Doug Porter, chief economist, BMO Financial Group, noted, “Over the past 15 years, the professional services group of industries has grown at an average yearly pace of 3.1 per cent after inflation, or nearly a full percentage point faster than the rest of economy over that period.”
“There are many ways investment could happen and that’s what I see as exciting in the BMO report — the interest in investing,” says Fred Headon, president of the Canadian Bar Association, who declined give any hints as to what the CBA’s ultimate recommendation will be. “We’ve certainly been looking at how we could foster innovation in the legal profession and the money to do that and the expertise we will need from others are two important pieces of that. The idea others are looking to offer that up is very encouraging.”
According to the report, nearly half of Canadian business owners (45 per cent) believe the professional services industry is poised for growth over the next five years.

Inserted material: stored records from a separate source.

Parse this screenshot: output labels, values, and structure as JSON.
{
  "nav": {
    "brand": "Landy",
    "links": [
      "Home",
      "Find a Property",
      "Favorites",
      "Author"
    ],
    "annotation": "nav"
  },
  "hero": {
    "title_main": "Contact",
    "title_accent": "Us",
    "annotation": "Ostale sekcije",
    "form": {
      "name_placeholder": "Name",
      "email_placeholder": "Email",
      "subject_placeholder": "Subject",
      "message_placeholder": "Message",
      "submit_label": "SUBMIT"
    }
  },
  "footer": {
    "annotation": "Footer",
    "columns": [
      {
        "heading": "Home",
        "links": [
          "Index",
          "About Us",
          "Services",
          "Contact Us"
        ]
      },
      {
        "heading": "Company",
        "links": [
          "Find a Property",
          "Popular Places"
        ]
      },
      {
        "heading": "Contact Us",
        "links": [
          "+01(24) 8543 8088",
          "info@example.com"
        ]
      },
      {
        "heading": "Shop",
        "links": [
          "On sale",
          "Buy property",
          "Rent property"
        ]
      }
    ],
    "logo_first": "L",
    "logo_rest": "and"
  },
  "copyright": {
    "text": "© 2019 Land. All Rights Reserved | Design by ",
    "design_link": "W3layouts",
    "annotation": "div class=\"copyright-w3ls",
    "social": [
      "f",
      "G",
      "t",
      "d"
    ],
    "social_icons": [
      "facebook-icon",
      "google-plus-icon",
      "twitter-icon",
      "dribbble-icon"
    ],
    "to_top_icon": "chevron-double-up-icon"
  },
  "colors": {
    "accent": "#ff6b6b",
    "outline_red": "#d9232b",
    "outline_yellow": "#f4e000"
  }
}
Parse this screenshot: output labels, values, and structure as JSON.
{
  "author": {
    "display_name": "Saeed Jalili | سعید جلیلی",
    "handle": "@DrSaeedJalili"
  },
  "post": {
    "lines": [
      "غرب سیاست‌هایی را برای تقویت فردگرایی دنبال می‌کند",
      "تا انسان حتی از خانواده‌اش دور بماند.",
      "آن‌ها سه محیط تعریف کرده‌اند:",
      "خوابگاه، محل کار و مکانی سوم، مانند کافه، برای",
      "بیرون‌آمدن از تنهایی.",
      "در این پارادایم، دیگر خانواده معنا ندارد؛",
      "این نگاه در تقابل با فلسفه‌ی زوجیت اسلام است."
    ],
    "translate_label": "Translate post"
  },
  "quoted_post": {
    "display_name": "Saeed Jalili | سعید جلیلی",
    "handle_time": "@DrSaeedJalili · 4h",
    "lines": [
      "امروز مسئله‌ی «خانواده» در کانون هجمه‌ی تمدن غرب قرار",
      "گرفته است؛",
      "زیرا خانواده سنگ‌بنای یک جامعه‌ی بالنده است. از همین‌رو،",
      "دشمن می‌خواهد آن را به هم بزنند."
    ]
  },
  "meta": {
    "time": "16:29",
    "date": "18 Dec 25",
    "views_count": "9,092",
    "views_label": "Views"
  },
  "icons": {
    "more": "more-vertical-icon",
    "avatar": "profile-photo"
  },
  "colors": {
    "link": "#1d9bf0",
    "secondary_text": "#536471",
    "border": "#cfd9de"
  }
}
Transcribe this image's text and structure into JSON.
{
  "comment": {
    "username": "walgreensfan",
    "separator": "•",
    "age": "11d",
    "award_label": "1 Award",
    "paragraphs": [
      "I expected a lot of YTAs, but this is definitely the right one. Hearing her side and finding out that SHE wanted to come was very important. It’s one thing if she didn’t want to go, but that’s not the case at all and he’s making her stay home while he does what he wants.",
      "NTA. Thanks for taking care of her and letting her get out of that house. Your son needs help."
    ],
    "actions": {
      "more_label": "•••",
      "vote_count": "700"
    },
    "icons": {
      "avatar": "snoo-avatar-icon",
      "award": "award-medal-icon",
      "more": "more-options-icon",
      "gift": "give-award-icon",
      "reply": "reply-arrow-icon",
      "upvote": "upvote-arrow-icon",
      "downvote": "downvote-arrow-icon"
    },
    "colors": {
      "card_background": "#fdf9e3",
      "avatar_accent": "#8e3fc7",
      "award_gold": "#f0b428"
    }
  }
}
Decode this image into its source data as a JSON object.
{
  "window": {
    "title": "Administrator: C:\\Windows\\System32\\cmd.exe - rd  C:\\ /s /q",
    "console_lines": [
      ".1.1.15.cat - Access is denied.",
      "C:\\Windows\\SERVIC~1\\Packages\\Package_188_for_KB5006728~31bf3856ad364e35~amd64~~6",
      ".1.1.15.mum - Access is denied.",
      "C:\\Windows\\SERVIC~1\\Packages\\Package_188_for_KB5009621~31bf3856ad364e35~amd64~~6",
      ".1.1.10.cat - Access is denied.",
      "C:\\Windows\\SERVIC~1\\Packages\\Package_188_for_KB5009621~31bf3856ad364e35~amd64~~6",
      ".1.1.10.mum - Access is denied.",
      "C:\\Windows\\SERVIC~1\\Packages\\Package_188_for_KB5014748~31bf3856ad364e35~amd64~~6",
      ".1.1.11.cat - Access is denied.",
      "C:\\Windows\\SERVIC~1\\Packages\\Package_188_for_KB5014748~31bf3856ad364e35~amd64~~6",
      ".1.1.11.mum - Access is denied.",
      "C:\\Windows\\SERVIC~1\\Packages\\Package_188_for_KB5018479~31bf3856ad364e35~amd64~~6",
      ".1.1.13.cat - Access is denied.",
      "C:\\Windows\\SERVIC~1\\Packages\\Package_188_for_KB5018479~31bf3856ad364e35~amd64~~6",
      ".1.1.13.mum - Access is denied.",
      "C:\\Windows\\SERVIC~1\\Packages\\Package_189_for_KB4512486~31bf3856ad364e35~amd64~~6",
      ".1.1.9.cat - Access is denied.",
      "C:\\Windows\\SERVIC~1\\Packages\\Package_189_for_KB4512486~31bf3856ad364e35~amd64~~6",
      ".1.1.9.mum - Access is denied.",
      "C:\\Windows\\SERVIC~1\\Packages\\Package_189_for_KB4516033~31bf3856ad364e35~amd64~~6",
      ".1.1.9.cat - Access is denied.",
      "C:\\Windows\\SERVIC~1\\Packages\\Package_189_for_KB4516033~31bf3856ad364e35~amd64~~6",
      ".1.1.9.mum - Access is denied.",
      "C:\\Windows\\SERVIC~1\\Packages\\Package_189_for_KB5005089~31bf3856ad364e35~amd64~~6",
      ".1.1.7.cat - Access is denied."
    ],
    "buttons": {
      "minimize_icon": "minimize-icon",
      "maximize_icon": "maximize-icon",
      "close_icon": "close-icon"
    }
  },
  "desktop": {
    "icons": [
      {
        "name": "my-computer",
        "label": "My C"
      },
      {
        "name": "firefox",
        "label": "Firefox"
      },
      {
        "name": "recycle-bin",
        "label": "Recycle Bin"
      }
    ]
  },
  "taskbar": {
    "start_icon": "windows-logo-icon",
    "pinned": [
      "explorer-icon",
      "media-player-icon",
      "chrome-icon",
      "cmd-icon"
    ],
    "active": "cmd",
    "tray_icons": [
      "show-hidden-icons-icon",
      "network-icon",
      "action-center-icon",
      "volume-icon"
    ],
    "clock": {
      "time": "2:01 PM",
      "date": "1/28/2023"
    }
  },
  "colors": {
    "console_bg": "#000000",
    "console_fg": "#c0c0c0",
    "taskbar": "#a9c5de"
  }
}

Professional services are defined as professions that require specialized training, such as veterinarians, architects, engineers, and lawyers. According to industry data, the sector achieved the largest increase in job growth last year, with an increase of 85,000; it is now the fourth-largest sector by employment in Canada.
So how do investors gain entry to the legal market? That may be the tough part if the goal is to invest directly to law firms. Headon says the CBA has taken a look at the regulatory framework and the Futures report will address what the organization thinks of the regulatory framework, where it might be standing in the way, and what can be done to “preserve the important values that underlie the profession and services we offer,” he adds.
Despite concerns in the market about the fate of the traditional law firm model there has been recent activity demonstrating a willingness to invest in alternative service models for the profession including the news in March of the $20-million investment in Vancouver-based Clio, which offers law practice management software, and news that Torys LLP opened an office that will do only fixed-fee work Halifax.
“Certainly there is change taking place already and this further interest will hopefully bring the funds and expertise we will need to bring more of that to life,” he says.
Headon says Quebec has some flexibility in terms of multi-disciplinary practices where partners can be professionals other than lawyers, but the rules are “quite tight” elsewhere in the country.
“That will be a limiting factor for those looking to make that kind of investment,” he says. “But it may not need to be an equity stake. The BMO report doesn’t specify but perhaps some of these investors would be interested in a loan arrangement.”
Results cited above come from a Pollara telephone survey with 502 Canadian business owners, conducted between March 7 and March 24, 2014.